A USDA spokesperson told The Epoch Times in an emailed statement that the agency's Food Safety and Inspection Service (FSIS) is carrying out three separate beef safety studies, including one that involves sampling ground beef from grocery stores in the nine states where dairy cattle have tested positive for the H5N1 bird flu.
"Samples are being collected at retail outlets in the states in which dairy cow herds have tested positive for H5N1 influenza virus," the spokesperson said, adding that the ground beef samples will be analyzed using polymerase chain reaction (PCR), which can detect whether any viral particles are present.
The second study involves testing beef muscle from dairy cows that were condemned at selected slaughterhouses for the presence of bird flu.
"For the second sampling effort, FSIS is currently collecting muscle samples at FSIS-inspected slaughter facilities of cull dairy cattle that have been condemned for systemic pathologies," the spokesperson clarified.
The third study is a ground beef cooking study, which involves using a "virus surrogate" in ground beef and cooking it at different temperatures to "determine log-reduction" of the H5N1 virus, the spokesperson said.

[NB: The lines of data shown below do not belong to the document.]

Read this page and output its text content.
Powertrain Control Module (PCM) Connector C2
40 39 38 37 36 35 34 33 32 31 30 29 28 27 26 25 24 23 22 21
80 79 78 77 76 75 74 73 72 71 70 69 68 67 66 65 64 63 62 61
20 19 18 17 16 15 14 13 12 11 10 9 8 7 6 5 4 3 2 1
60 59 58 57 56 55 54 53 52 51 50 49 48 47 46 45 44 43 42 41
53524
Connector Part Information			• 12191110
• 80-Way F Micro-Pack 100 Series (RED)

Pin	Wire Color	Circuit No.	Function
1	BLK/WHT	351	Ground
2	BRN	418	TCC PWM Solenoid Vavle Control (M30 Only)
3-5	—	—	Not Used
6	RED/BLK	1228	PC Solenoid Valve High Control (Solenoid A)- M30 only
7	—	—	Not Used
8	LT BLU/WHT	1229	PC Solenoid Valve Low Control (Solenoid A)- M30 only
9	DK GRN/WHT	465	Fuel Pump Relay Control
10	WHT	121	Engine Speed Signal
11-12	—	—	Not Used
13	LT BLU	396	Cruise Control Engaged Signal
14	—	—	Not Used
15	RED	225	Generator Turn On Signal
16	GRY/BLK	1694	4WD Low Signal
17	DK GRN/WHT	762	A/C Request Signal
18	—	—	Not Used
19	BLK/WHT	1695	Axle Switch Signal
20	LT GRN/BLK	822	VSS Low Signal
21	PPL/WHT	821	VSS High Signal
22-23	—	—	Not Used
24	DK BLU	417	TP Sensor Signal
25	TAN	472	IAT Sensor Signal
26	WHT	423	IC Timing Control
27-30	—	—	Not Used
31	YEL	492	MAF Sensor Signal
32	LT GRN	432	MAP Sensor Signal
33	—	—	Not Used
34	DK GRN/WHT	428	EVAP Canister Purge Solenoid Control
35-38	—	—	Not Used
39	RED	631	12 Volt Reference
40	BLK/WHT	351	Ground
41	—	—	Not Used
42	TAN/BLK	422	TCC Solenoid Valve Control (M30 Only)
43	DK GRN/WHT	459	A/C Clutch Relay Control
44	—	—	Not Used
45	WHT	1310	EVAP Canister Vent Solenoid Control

Earlier, the U.S. Food and Drug Administration said that the application of heat in a process known as pasteurization killed the bird flu virus in milk. That came after regulators found that roughly 20 percent of retail milk samples tested positive for bird flu.
So far, no beef cattle have tested positive for the H5N1 virus. Last week, the USDA said it found bird flu in a lung tissue sample from an asymptomatic dairy cow that was sent to slaughter from an infected herd. The agency said that the animal did not enter the food supply.